What if I prove I’m not a real racer after all?
It’s ridiculous. I know exactly how much work I’ve put into this season. Early mornings, edge tuning, Saturdays in the mountains instead of bars. He knows it too. Max wouldn’t be here with his wax if this were a joke.
Still, the old voice is resourceful. It uses any opening.
I breathe out, slow, the way my therapist drilled into me, and reach for the line Fabio fed me in Stubai when he set a training course for me, and I wanted to impress him so badly I almost forgot how to ski.
“You don’t have to win the whole hill in the first turn,” he’d said at the start, gently bumping my shoulder with his. “One gate at a time, Zlata. Get the first one right. Then the next one.”

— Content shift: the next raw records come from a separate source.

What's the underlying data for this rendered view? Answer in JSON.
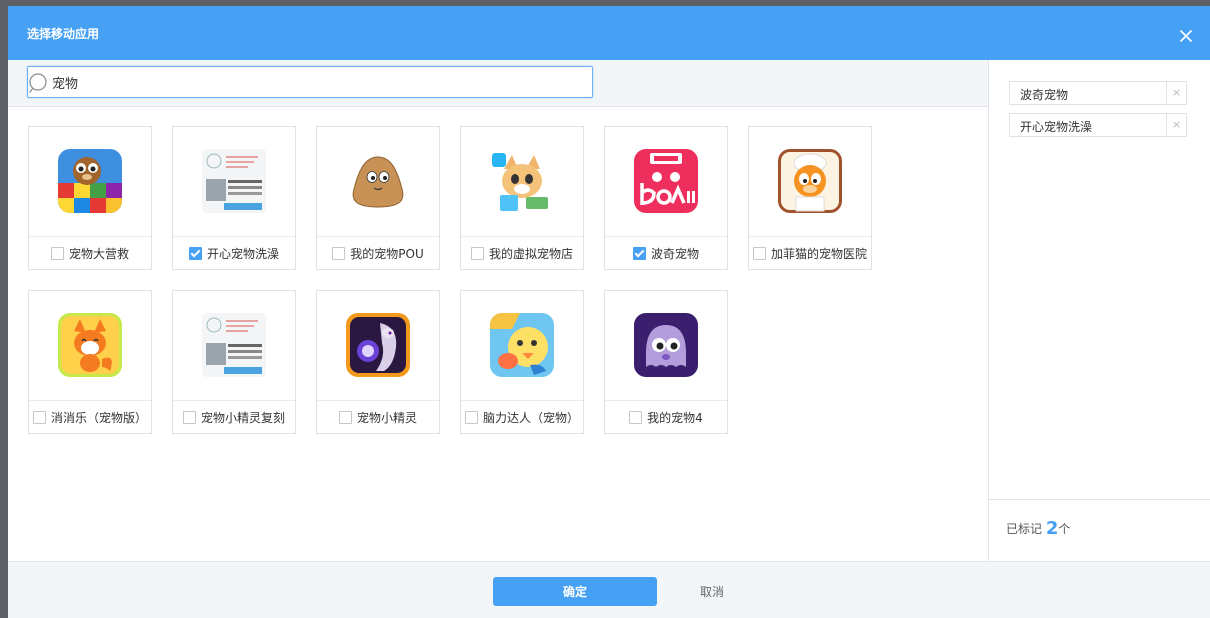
{
  "dialog": {
    "title": "选择移动应用",
    "close_icon": "close-icon",
    "accent_color": "#46a1f5"
  },
  "search": {
    "value": "宠物",
    "icon": "search-icon"
  },
  "apps": [
    {
      "name": "宠物大营救",
      "checked": false,
      "icon": "pet-rescue-game-icon"
    },
    {
      "name": "开心宠物洗澡",
      "checked": true,
      "icon": "placeholder-poster-icon"
    },
    {
      "name": "我的宠物POU",
      "checked": false,
      "icon": "pou-blob-icon"
    },
    {
      "name": "我的虚拟宠物店",
      "checked": false,
      "icon": "cartoon-dog-icon"
    },
    {
      "name": "波奇宠物",
      "checked": true,
      "icon": "boqii-logo-icon"
    },
    {
      "name": "加菲猫的宠物医院",
      "checked": false,
      "icon": "garfield-icon"
    },
    {
      "name": "消消乐（宠物版）",
      "checked": false,
      "icon": "fox-cartoon-icon"
    },
    {
      "name": "宠物小精灵复刻",
      "checked": false,
      "icon": "placeholder-poster-icon"
    },
    {
      "name": "宠物小精灵",
      "checked": false,
      "icon": "mewtwo-icon"
    },
    {
      "name": "脑力达人（宠物）",
      "checked": false,
      "icon": "chick-cartoon-icon"
    },
    {
      "name": "我的宠物4",
      "checked": false,
      "icon": "purple-moy-icon"
    }
  ],
  "selected": {
    "tags": [
      "波奇宠物",
      "开心宠物洗澡"
    ],
    "remove_glyph": "×",
    "marked_prefix": "已标记",
    "marked_count": "2",
    "marked_suffix": "个"
  },
  "footer": {
    "ok_label": "确定",
    "cancel_label": "取消"
  }
}
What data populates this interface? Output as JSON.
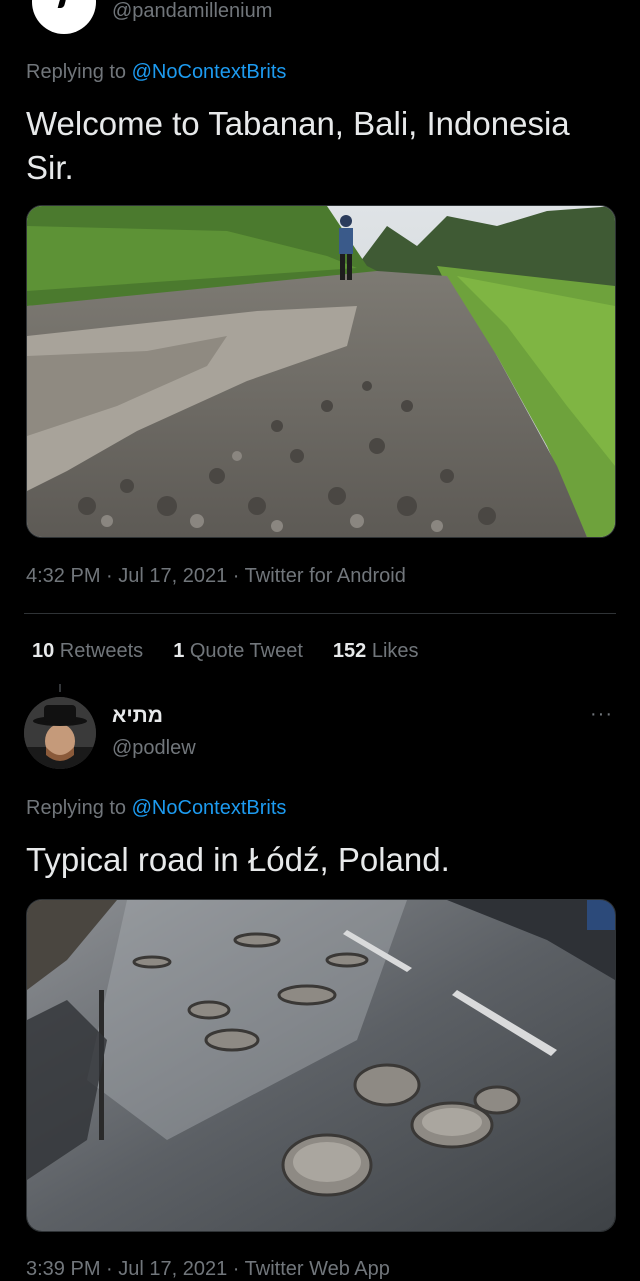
{
  "tweet1": {
    "handle": "@pandamillenium",
    "replying_prefix": "Replying to ",
    "replying_mention": "@NoContextBrits",
    "text_line1": "Welcome to Tabanan,  Bali, Indonesia",
    "text_line2": "Sir.",
    "timestamp": "4:32 PM · Jul 17, 2021 · Twitter for Android",
    "stats": {
      "retweets_count": "10",
      "retweets_label": " Retweets",
      "quotes_count": "1",
      "quotes_label": " Quote Tweet",
      "likes_count": "152",
      "likes_label": " Likes"
    }
  },
  "tweet2": {
    "name": "מתיא",
    "handle": "@podlew",
    "more": "···",
    "replying_prefix": "Replying to ",
    "replying_mention": "@NoContextBrits",
    "text": "Typical road in Łódź, Poland.",
    "timestamp": "3:39 PM · Jul 17, 2021 · Twitter Web App"
  },
  "colors": {
    "background": "#000000",
    "text": "#e7e9ea",
    "secondary": "#71767b",
    "link": "#1d9bf0",
    "divider": "#2f3336"
  }
}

The memory drops into place like a good edge set.
One gate at a time.
“Five seconds,” the starter says.
I settle into my stance. Hands forward, hips over my boots, eyes on the first blue. The rest of the hill fuzzes out.
“Three… two… one…”
Beep.
I push through the wand.
The first gate comes faster than my training brain expects. My edges bite anyway, catching in that familiar spring-slush chatter,and my whole body remembers what it’s here for. Pressure into the outside ski. Hands quiet. Look ahead, not at the tips.
Blue. Red. Blue.
The world narrows to color and impact. The panels slap my shins, the sound hollow and satisfying. Snow splashes up in little bursts; the course flicks by. My legs burn in the good way, lactic acid sitting just under the skin, promising to make things interesting if I get lazy.

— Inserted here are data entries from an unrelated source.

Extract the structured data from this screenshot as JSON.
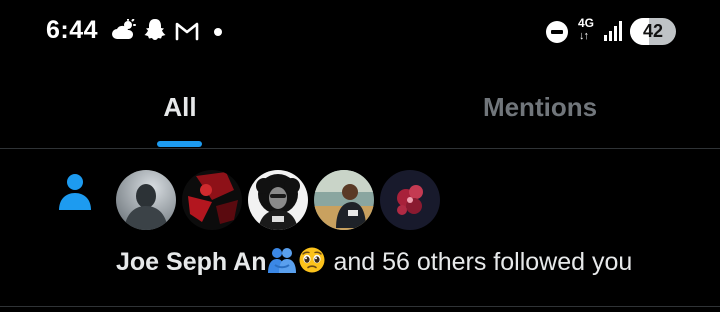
{
  "status_bar": {
    "time": "6:44",
    "network": "4G",
    "network_arrows": "↓↑",
    "battery_level": "42",
    "battery_fraction": 0.42,
    "icons": [
      "weather-cloud-icon",
      "snapchat-icon",
      "gmail-icon",
      "notification-dot-icon",
      "do-not-disturb-icon",
      "signal-icon",
      "battery-icon"
    ]
  },
  "tabs": [
    {
      "label": "All",
      "selected": true
    },
    {
      "label": "Mentions",
      "selected": false
    }
  ],
  "notification": {
    "icon": "person-follow-icon",
    "actor_name": "Joe Seph An",
    "name_emojis": [
      "people-hugging-emoji",
      "pleading-face-emoji"
    ],
    "action_text": "and 56 others followed you",
    "avatar_count": 5
  },
  "colors": {
    "background": "#000000",
    "accent": "#1d9bf0",
    "primary_text": "#e7e9ea",
    "secondary_text": "#71767b",
    "divider": "#2f3336"
  }
}
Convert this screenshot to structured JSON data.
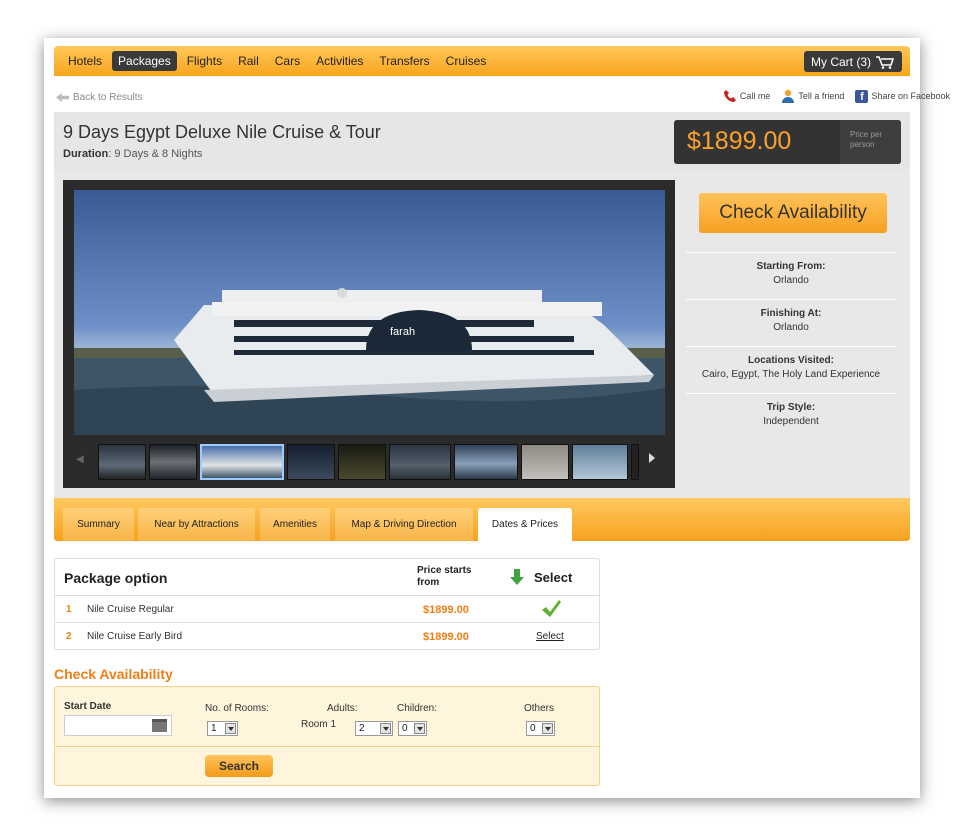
{
  "nav": {
    "items": [
      {
        "label": "Hotels",
        "active": false
      },
      {
        "label": "Packages",
        "active": true
      },
      {
        "label": "Flights",
        "active": false
      },
      {
        "label": "Rail",
        "active": false
      },
      {
        "label": "Cars",
        "active": false
      },
      {
        "label": "Activities",
        "active": false
      },
      {
        "label": "Transfers",
        "active": false
      },
      {
        "label": "Cruises",
        "active": false
      }
    ],
    "cart_label": "My Cart (3)"
  },
  "back_link": "Back to Results",
  "social": {
    "call": "Call me",
    "tell": "Tell a friend",
    "facebook": "Share on Facebook"
  },
  "tour": {
    "title": "9 Days Egypt Deluxe Nile Cruise & Tour",
    "duration_label": "Duration",
    "duration_value": ": 9 Days & 8 Nights",
    "price": "$1899.00",
    "price_note": "Price per person"
  },
  "side": {
    "check_btn": "Check Availability",
    "info": [
      {
        "label": "Starting From:",
        "value": "Orlando"
      },
      {
        "label": "Finishing At:",
        "value": "Orlando"
      },
      {
        "label": "Locations Visited:",
        "value": "Cairo, Egypt, The Holy Land Experience"
      },
      {
        "label": "Trip Style:",
        "value": "Independent"
      }
    ]
  },
  "boat_name": "farah",
  "tabs": [
    {
      "label": "Summary",
      "active": false
    },
    {
      "label": "Near by Attractions",
      "active": false
    },
    {
      "label": "Amenities",
      "active": false
    },
    {
      "label": "Map & Driving Direction",
      "active": false
    },
    {
      "label": "Dates & Prices",
      "active": true
    }
  ],
  "packages": {
    "col_option": "Package option",
    "col_price": "Price starts from",
    "col_select": "Select",
    "rows": [
      {
        "num": "1",
        "name": "Nile Cruise Regular",
        "price": "$1899.00",
        "selected": true,
        "select_label": ""
      },
      {
        "num": "2",
        "name": "Nile Cruise Early Bird",
        "price": "$1899.00",
        "selected": false,
        "select_label": "Select"
      }
    ]
  },
  "availability": {
    "title": "Check Availability",
    "start_date_label": "Start Date",
    "start_date_value": "",
    "rooms_label": "No. of Rooms:",
    "rooms_value": "1",
    "room_label": "Room 1",
    "adults_label": "Adults:",
    "adults_value": "2",
    "children_label": "Children:",
    "children_value": "0",
    "others_label": "Others",
    "others_value": "0",
    "search_btn": "Search"
  }
}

There’s a delay gate in the middle—a weird flat bit between two steeps where, in training, I either went too straight and panicked or too round and lost all speed. Today, I manage something between the two. Not perfect, but committed. I hear somebody whooping from the fence. It might be Fabio. It might be some random dad. I don’t have the brain space to care.
By the time I cross the finish, lungs on fire, the whole run has smeared into one long sensation in my body. My skis slide to a stop in the soft snow, and I look up at the timing board like all of this is real.
It is.
My time pops up in red, then settles into the list. Tenth in category. Not podium. But not the disaster my night-brain can always invent.
A laugh bubbles up in my throat, half relief, half hysteria. I let myself have it. Tenth. With a little mistake at the delay and a line I know I can sharpen.
I can do better.
And for once, the thought doesn’t land like self-hatred. It lands like… opportunity.
***
Between runs, the hill goes soft and lazy. Kids’ categories run, old guys in retro suits take their turns, somebody falls spectacularly in front of the finish banner, and gets up grinning. There’s a smell of grilled sausages from the Ganslerhütte near the finish, and the sun has settled into that late-afternoon angle that makes everything look like an Instagram filter. The spring lets us all know it's here, and we sit there in our race suits unzipped, cooling ourselves with snow and ice like we want to bathe in it.
We find a bench just off the side of the finish area, half in the sun, half sheltered by a snowbank. I peel off my helmet, and my hair explodes in damp, tangled waves under my beanie. My face is hot, my nose is burnt, and my legs are starting to remember that I am not twenty.
Fabio drops down beside me, thigh bumping mine. He’s holding two plastic cups of iced tea and a packet of those terrible dry biscuits they hand out at every Austrian race.
“For you, race queen,” he says, passing me a cup.
“Stop it,” I say, but I take it. The tea tastes like boiled water and paper. It’s perfect.
We sit in silence for a minute, watching some man in a skin-tight lime-green suit argue with the starter about his time. I know he’s going to say something about my run. He also knows I know. We let the expectation stretch until it’s almost funny.
“Well?” I say finally, without looking at him. “Coach?”